Lloyd Evans Lloyd Evans

A sombre scene and a shift in power

Poppy day came early to Westminster today.  Brown began proceedings by reciting the names of the 37 men killed in Afghanistan over the summer. This took two minutes. The house was silent, funereal, almost awe-struck with the solemnity of the occasion. Brown looked like a man deeply moved by personal grief as he worked his slow way through the deadly list.

Ann Winterton punctured the mood with the first question, suggesting that once the Lsibon treaty is ratified the government’s first duty will be ‘to further the objectives of Europe in preference to those of Britain’. Brown denied this again referenced the Afghan conflict in response.

When his trun came, Cameron had no choice but to add his sympathies and to engage constructively in the debate about the war budget. He asked about rehabilitation services and the mental health of veterans. The PM blandly assured him that everything possible was being done for our service personnel. Cameron then quoted a member of the TA who claims he’s being paid for only half the training days he must complete before his deployment. This makes a mockery of Brown’s promise about adequate funding. But the mood of the house restrained Cameron from making a fight of it.
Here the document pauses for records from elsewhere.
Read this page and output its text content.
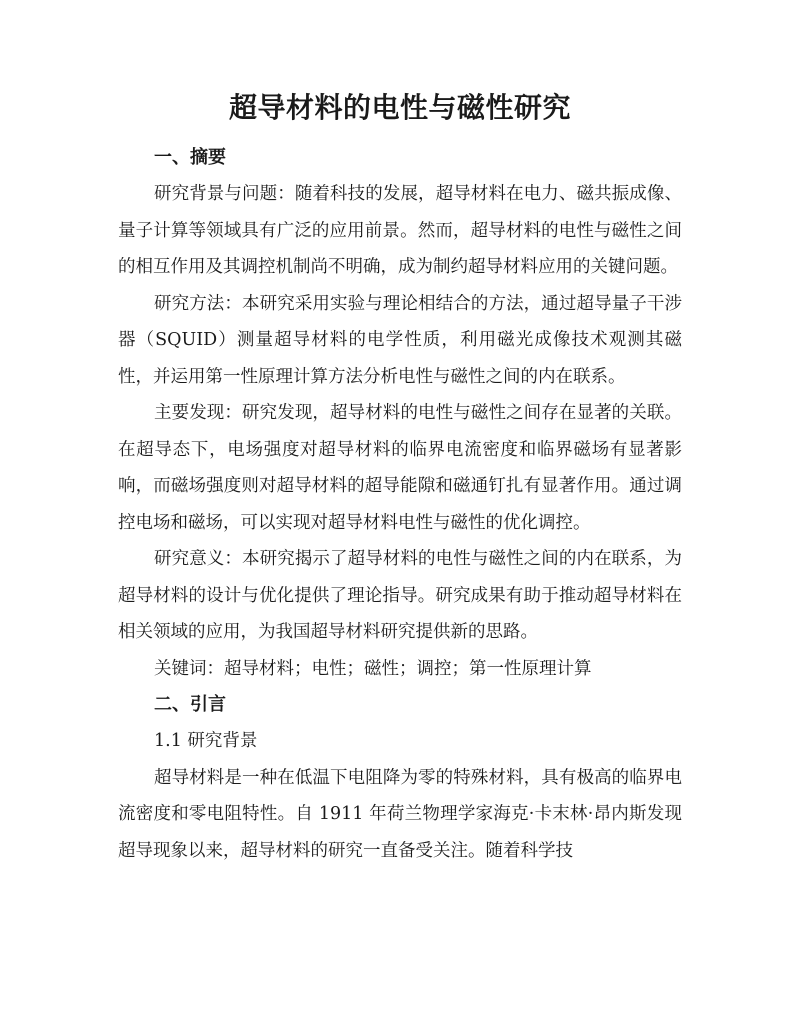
超导材料的电性与磁性研究
一、摘要

研究背景与问题：随着科技的发展，超导材料在电力、磁共振成像、量子计算等领域具有广泛的应用前景。然而，超导材料的电性与磁性之间的相互作用及其调控机制尚不明确，成为制约超导材料应用的关键问题。

研究方法：本研究采用实验与理论相结合的方法，通过超导量子干涉器（SQUID）测量超导材料的电学性质，利用磁光成像技术观测其磁性，并运用第一性原理计算方法分析电性与磁性之间的内在联系。

主要发现：研究发现，超导材料的电性与磁性之间存在显著的关联。在超导态下，电场强度对超导材料的临界电流密度和临界磁场有显著影响，而磁场强度则对超导材料的超导能隙和磁通钉扎有显著作用。通过调控电场和磁场，可以实现对超导材料电性与磁性的优化调控。

研究意义：本研究揭示了超导材料的电性与磁性之间的内在联系，为超导材料的设计与优化提供了理论指导。研究成果有助于推动超导材料在相关领域的应用，为我国超导材料研究提供新的思路。

关键词：超导材料；电性；磁性；调控；第一性原理计算

二、引言

1.1 研究背景

超导材料是一种在低温下电阻降为零的特殊材料，具有极高的临界电流密度和零电阻特性。自 1911 年荷兰物理学家海克·卡末林·昂内斯发现超导现象以来，超导材料的研究一直备受关注。随着科学技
You can’t have a punch up at a memorial service.  

Nick Clegg rose. Even before he’d said a word he was howled at enthusiastically by both sides. Somehow he brings out the inner bully in his opponents. He wondered why our troops were being sent to fight for the ‘deeply corrupt’ regime in Kabul. Brown asked him to wait for the final result of the presidential election and pointed out, rightly enough, that the troops’ great achievement is to have enabled an election to take place at all.